Concepts
Dataflow

ReadySet Concepts

The heart of ReadySet is a query engine based on partially-stateful, streaming dataflow.

What's that? Let's break it down. First, we'll take a look at the basics of stateful, streaming dataflow, then in a later section we'll consider how to improve memory overhead using partial state.

Streaming dataflow

The basic premise of streaming dataflow (opens in a new tab) is that a series of operations is applied to each element of a stream (a given sequence of data).

Stream

The stream that ReadySet deals with is the sequence of data changes made to your underlying database due to writes. ReadySet receives this stream as input by registering itself as a read replica of your primary database (opens in a new tab). The data change stream primarily consists of inserts of new records to the base tables and updates of existing records in the base tables.

Operations

ReadySet applies SQL operations over this data change stream to compute the results of the SQL queries you want to cache. When ReadySet receives a new SQL query, it first creates a query plan, which consists of the ordered sequence of transformations over the data in the base tables that needs to be applied to compute the correct query result. ReadySet then instantiates a long-lived dataflow graph that actually executes the operations in the query plan over the incoming data stream.

The entry points of ReadySet's dataflow graph are referred to as base table nodes, which represent the application base tables and funnel in incoming data changes to the rest of the graph.

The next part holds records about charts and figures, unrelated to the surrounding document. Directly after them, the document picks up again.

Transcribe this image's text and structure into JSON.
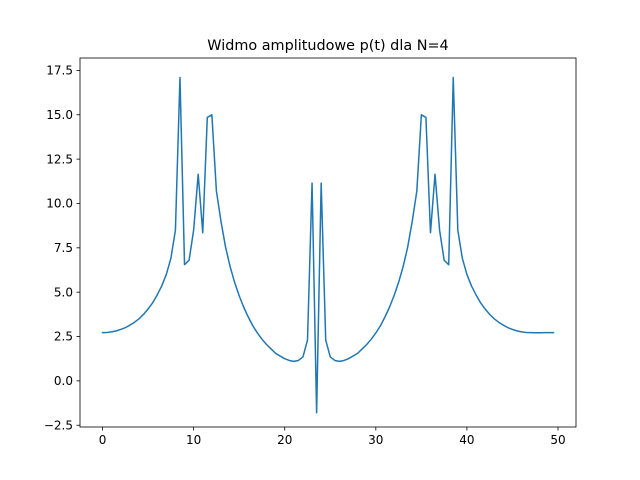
{
  "chart_data": {
    "type": "line",
    "title": "Widmo amplitudowe p(t) dla N=4",
    "xlabel": "",
    "ylabel": "",
    "xlim": [
      -2.475,
      51.975
    ],
    "ylim": [
      -2.6,
      18.2
    ],
    "grid": false,
    "x_ticks": [
      0,
      10,
      20,
      30,
      40,
      50
    ],
    "x_tick_labels": [
      "0",
      "10",
      "20",
      "30",
      "40",
      "50"
    ],
    "y_ticks": [
      -2.5,
      0.0,
      2.5,
      5.0,
      7.5,
      10.0,
      12.5,
      15.0,
      17.5
    ],
    "y_tick_labels": [
      "−2.5",
      "0.0",
      "2.5",
      "5.0",
      "7.5",
      "10.0",
      "12.5",
      "15.0",
      "17.5"
    ],
    "series": [
      {
        "color": "#1f77b4",
        "x": [
          0.0,
          0.5,
          1.0,
          1.5,
          2.0,
          2.5,
          3.0,
          3.5,
          4.0,
          4.5,
          5.0,
          5.5,
          6.0,
          6.5,
          7.0,
          7.5,
          8.0,
          8.5,
          9.0,
          9.5,
          10.0,
          10.5,
          11.0,
          11.5,
          12.0,
          12.5,
          13.0,
          13.5,
          14.0,
          14.5,
          15.0,
          15.5,
          16.0,
          16.5,
          17.0,
          17.5,
          18.0,
          18.5,
          19.0,
          19.5,
          20.0,
          20.5,
          21.0,
          21.5,
          22.0,
          22.5,
          23.0,
          23.5,
          24.0,
          24.5,
          25.0,
          25.5,
          26.0,
          26.5,
          27.0,
          27.5,
          28.0,
          28.5,
          29.0,
          29.5,
          30.0,
          30.5,
          31.0,
          31.5,
          32.0,
          32.5,
          33.0,
          33.5,
          34.0,
          34.5,
          35.0,
          35.5,
          36.0,
          36.5,
          37.0,
          37.5,
          38.0,
          38.5,
          39.0,
          39.5,
          40.0,
          40.5,
          41.0,
          41.5,
          42.0,
          42.5,
          43.0,
          43.5,
          44.0,
          44.5,
          45.0,
          45.5,
          46.0,
          46.5,
          47.0,
          47.5,
          48.0,
          48.5,
          49.0,
          49.5
        ],
        "y": [
          2.72,
          2.73,
          2.76,
          2.82,
          2.9,
          3.0,
          3.14,
          3.3,
          3.5,
          3.75,
          4.05,
          4.4,
          4.85,
          5.35,
          6.0,
          6.9,
          8.5,
          17.1,
          6.55,
          6.8,
          8.5,
          11.65,
          8.35,
          14.85,
          15.0,
          10.7,
          9.0,
          7.55,
          6.45,
          5.55,
          4.8,
          4.15,
          3.6,
          3.1,
          2.7,
          2.35,
          2.05,
          1.8,
          1.55,
          1.4,
          1.25,
          1.15,
          1.1,
          1.15,
          1.35,
          2.3,
          11.15,
          -1.8,
          11.15,
          2.3,
          1.35,
          1.15,
          1.1,
          1.15,
          1.25,
          1.4,
          1.55,
          1.8,
          2.05,
          2.35,
          2.7,
          3.1,
          3.6,
          4.15,
          4.8,
          5.55,
          6.45,
          7.55,
          9.0,
          10.7,
          15.0,
          14.85,
          8.35,
          11.65,
          8.5,
          6.8,
          6.55,
          17.1,
          8.5,
          6.9,
          6.0,
          5.35,
          4.85,
          4.4,
          4.05,
          3.75,
          3.5,
          3.3,
          3.14,
          3.0,
          2.9,
          2.82,
          2.76,
          2.73,
          2.72,
          2.71,
          2.71,
          2.72,
          2.72,
          2.72
        ]
      }
    ]
  }
}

Below the base table nodes are the internal nodes that compute SQL operators (e.g., joins, aggregates, projections, and filters) over the incoming stream of data changes. These nodes are stateful in that they track the results of these operations, keeping them up to date in real-time. Whenever the results of the operation change due to the incoming data changes, these internal nodes emit the updated results and propagate them downstream in the graph.

Since these internal nodes are connected together based on a query plan, the leaf nodes of the graph (referred to as reader nodes) cache the final query results, and all non-leaf nodes effectively cache intermediate state.

High Level

Putting it all together

As writes are applied to your database, the resulting data changes are immediately replicated to ReadySet. ReadySet incrementally updates its cached query results to reflect these changes, thus replacing any hand-written cache eviction logic. When using ReadySet, you just write traditional SQL queries, and ReadySet will keep the results up-to-date for you.